Les Grecs, habitués à l’huile d’olive, ont négligé plus ou moins le Noyer, jusqu’à ce qu’ils aient reçu de Perse une meilleure variété, dite du roi, Karuon basilikon[1] ou Persikon[2]. Les Romains ont cultivé le Noyer dès l’époque de leurs rois ; ils le regardaient comme d’origine persane[3]. On connaît leur vieux usage de jeter des noix dans la célébration des noces.

L’archéologie a confirmé ces détails.
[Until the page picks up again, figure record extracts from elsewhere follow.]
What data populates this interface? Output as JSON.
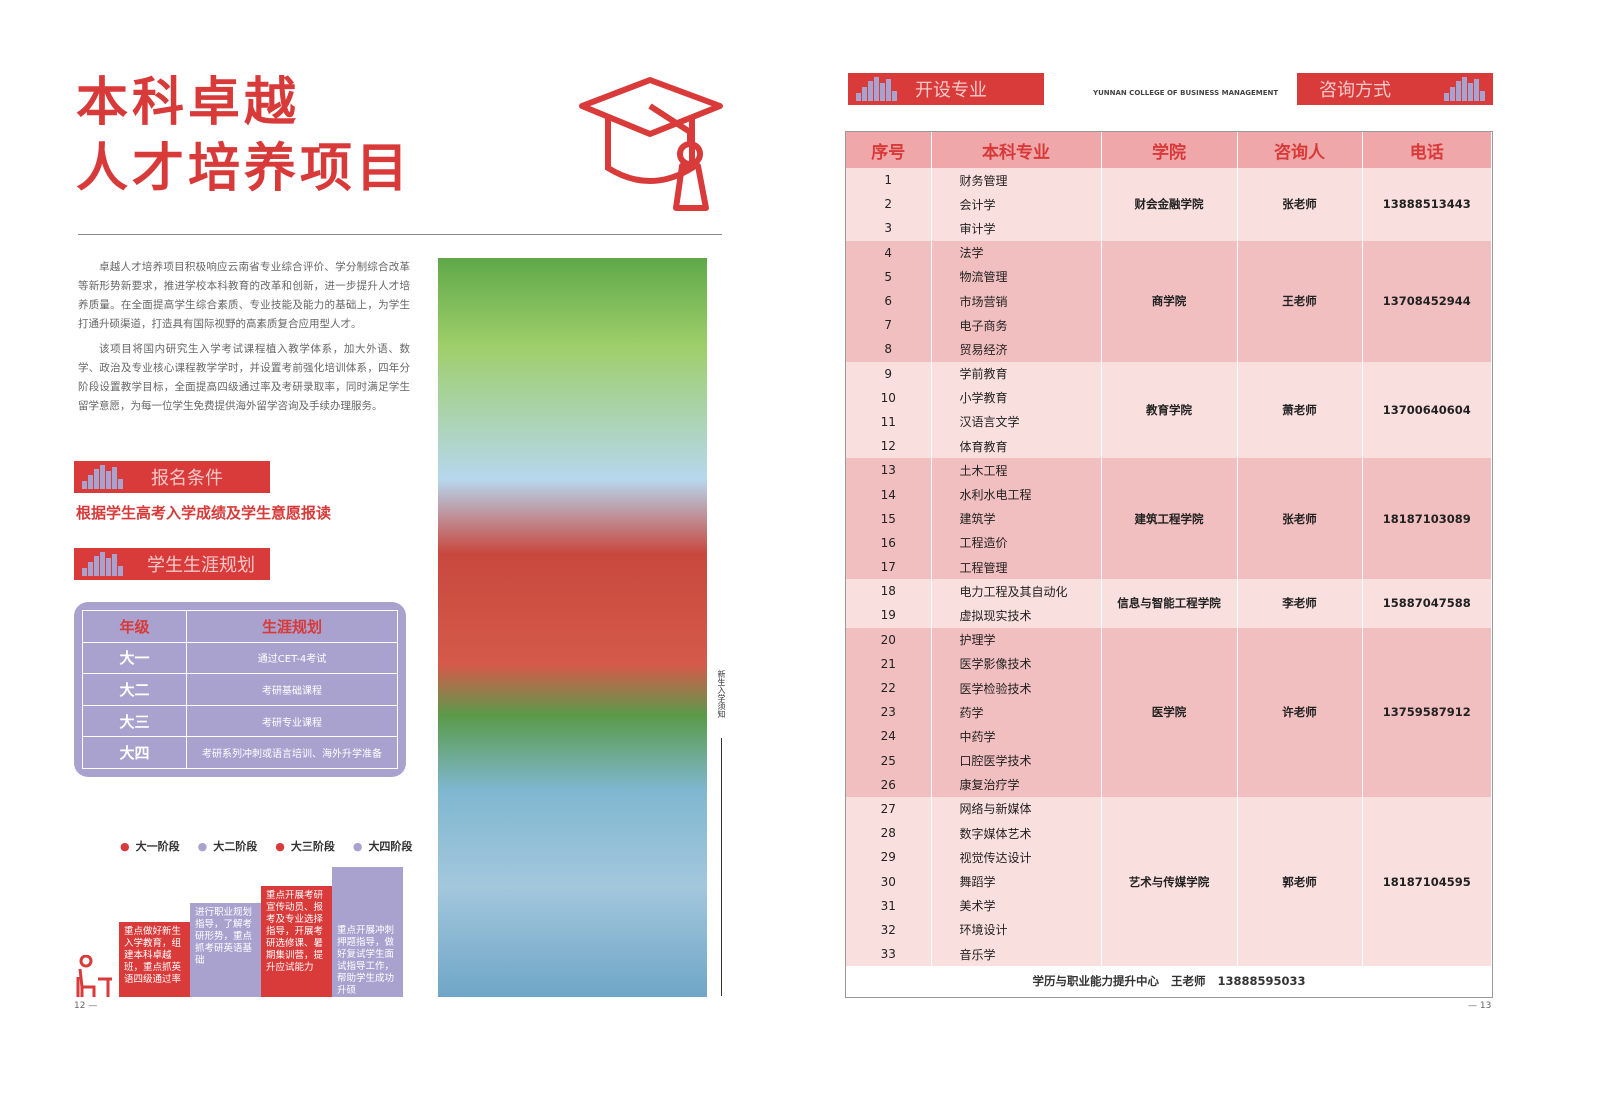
{
  "title": {
    "line1": "本科卓越",
    "line2": "人才培养项目"
  },
  "intro": [
    "卓越人才培养项目积极响应云南省专业综合评价、学分制综合改革等新形势新要求，推进学校本科教育的改革和创新，进一步提升人才培养质量。在全面提高学生综合素质、专业技能及能力的基础上，为学生打通升硕渠道，打造具有国际视野的高素质复合应用型人才。",
    "该项目将国内研究生入学考试课程植入教学体系，加大外语、数学、政治及专业核心课程教学学时，并设置考前强化培训体系，四年分阶段设置教学目标，全面提高四级通过率及考研录取率，同时满足学生留学意愿，为每一位学生免费提供海外留学咨询及手续办理服务。"
  ],
  "sections": {
    "enroll": "报名条件",
    "enroll_text": "根据学生高考入学成绩及学生意愿报读",
    "career": "学生生涯规划",
    "majors": "开设专业",
    "contact": "咨询方式"
  },
  "career_table": {
    "headers": [
      "年级",
      "生涯规划"
    ],
    "rows": [
      [
        "大一",
        "通过CET-4考试"
      ],
      [
        "大二",
        "考研基础课程"
      ],
      [
        "大三",
        "考研专业课程"
      ],
      [
        "大四",
        "考研系列冲刺或语言培训、海外升学准备"
      ]
    ]
  },
  "stages": {
    "legend": [
      "大一阶段",
      "大二阶段",
      "大三阶段",
      "大四阶段"
    ],
    "texts": [
      "重点做好新生入学教育，组建本科卓越班，重点抓英语四级通过率",
      "进行职业规划指导，了解考研形势，重点抓考研英语基础",
      "重点开展考研宣传动员、报考及专业选择指导，开展考研选修课、暑期集训营，提升应试能力",
      "重点开展冲刺押题指导，做好复试学生面试指导工作，帮助学生成功升硕"
    ]
  },
  "side_label": "新生入学须知",
  "college_name": "YUNNAN COLLEGE OF BUSINESS MANAGEMENT",
  "page_left": "12 —",
  "page_right": "— 13",
  "colors": {
    "red": "#d93a3a",
    "lavender": "#a9a2cf",
    "pink_light": "#fadfdf",
    "pink_dark": "#f2bfc1"
  },
  "majors_table": {
    "headers": [
      "序号",
      "本科专业",
      "学院",
      "咨询人",
      "电话"
    ],
    "groups": [
      {
        "college": "财会金融学院",
        "contact": "张老师",
        "phone": "13888513443",
        "majors": [
          "财务管理",
          "会计学",
          "审计学"
        ]
      },
      {
        "college": "商学院",
        "contact": "王老师",
        "phone": "13708452944",
        "majors": [
          "法学",
          "物流管理",
          "市场营销",
          "电子商务",
          "贸易经济"
        ]
      },
      {
        "college": "教育学院",
        "contact": "萧老师",
        "phone": "13700640604",
        "majors": [
          "学前教育",
          "小学教育",
          "汉语言文学",
          "体育教育"
        ]
      },
      {
        "college": "建筑工程学院",
        "contact": "张老师",
        "phone": "18187103089",
        "majors": [
          "土木工程",
          "水利水电工程",
          "建筑学",
          "工程造价",
          "工程管理"
        ]
      },
      {
        "college": "信息与智能工程学院",
        "contact": "李老师",
        "phone": "15887047588",
        "majors": [
          "电力工程及其自动化",
          "虚拟现实技术"
        ]
      },
      {
        "college": "医学院",
        "contact": "许老师",
        "phone": "13759587912",
        "majors": [
          "护理学",
          "医学影像技术",
          "医学检验技术",
          "药学",
          "中药学",
          "口腔医学技术",
          "康复治疗学"
        ]
      },
      {
        "college": "艺术与传媒学院",
        "contact": "郭老师",
        "phone": "18187104595",
        "majors": [
          "网络与新媒体",
          "数字媒体艺术",
          "视觉传达设计",
          "舞蹈学",
          "美术学",
          "环境设计",
          "音乐学"
        ]
      }
    ],
    "footer": {
      "center": "学历与职业能力提升中心",
      "contact": "王老师",
      "phone": "13888595033"
    }
  }
}
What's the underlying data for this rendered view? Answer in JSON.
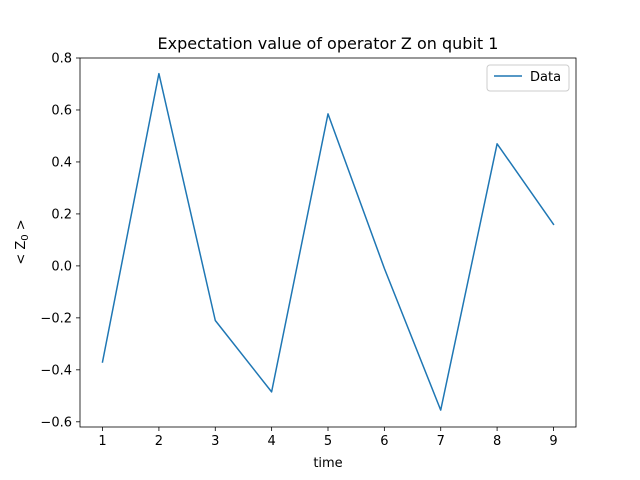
{
  "chart_data": {
    "type": "line",
    "title": "Expectation value of operator Z on qubit 1",
    "xlabel": "time",
    "ylabel": {
      "main": "< Z",
      "sub": "0",
      "close": " >"
    },
    "x": [
      1,
      2,
      3,
      4,
      5,
      6,
      7,
      8,
      9
    ],
    "series": [
      {
        "name": "Data",
        "values": [
          -0.37,
          0.74,
          -0.21,
          -0.485,
          0.585,
          -0.01,
          -0.555,
          0.47,
          0.16
        ],
        "color": "#1f77b4"
      }
    ],
    "xlim": [
      0.6,
      9.4
    ],
    "ylim": [
      -0.62,
      0.8
    ],
    "xticks": [
      1,
      2,
      3,
      4,
      5,
      6,
      7,
      8,
      9
    ],
    "yticks": [
      -0.6,
      -0.4,
      -0.2,
      0.0,
      0.2,
      0.4,
      0.6,
      0.8
    ],
    "ytick_labels": [
      "−0.6",
      "−0.4",
      "−0.2",
      "0.0",
      "0.2",
      "0.4",
      "0.6",
      "0.8"
    ],
    "grid": false,
    "legend_position": "top-right"
  }
}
Les seules noix qu’on ait trouvées jusqu’à présent sous les habitations des lacustres de Suisse, Savoie ou Italie se réduisent à une localité des environs de Parme, appelée Fontinellato, dans une couche de l’époque du fer[4]. Or ce métal, très rare du temps de la guerre de Troie, n’a dû entrer dans les usages de la population agricole d’Italie qu’au VIe ou VIe siècle avant J.-C, époque à laquelle au delà des Alpes on ne connaissait peut-être pas même le bronze. Dans la station de Lagozza, les fruits du noyer ont été trouvés dans une couche tout à fait supérieure et nullement ancienne du sol[5]. Évidemment les Noyers d’Italie, de Suisse et de France ne descendent pas des individus fossiles des tufs quaternaires dont j’ai parlé.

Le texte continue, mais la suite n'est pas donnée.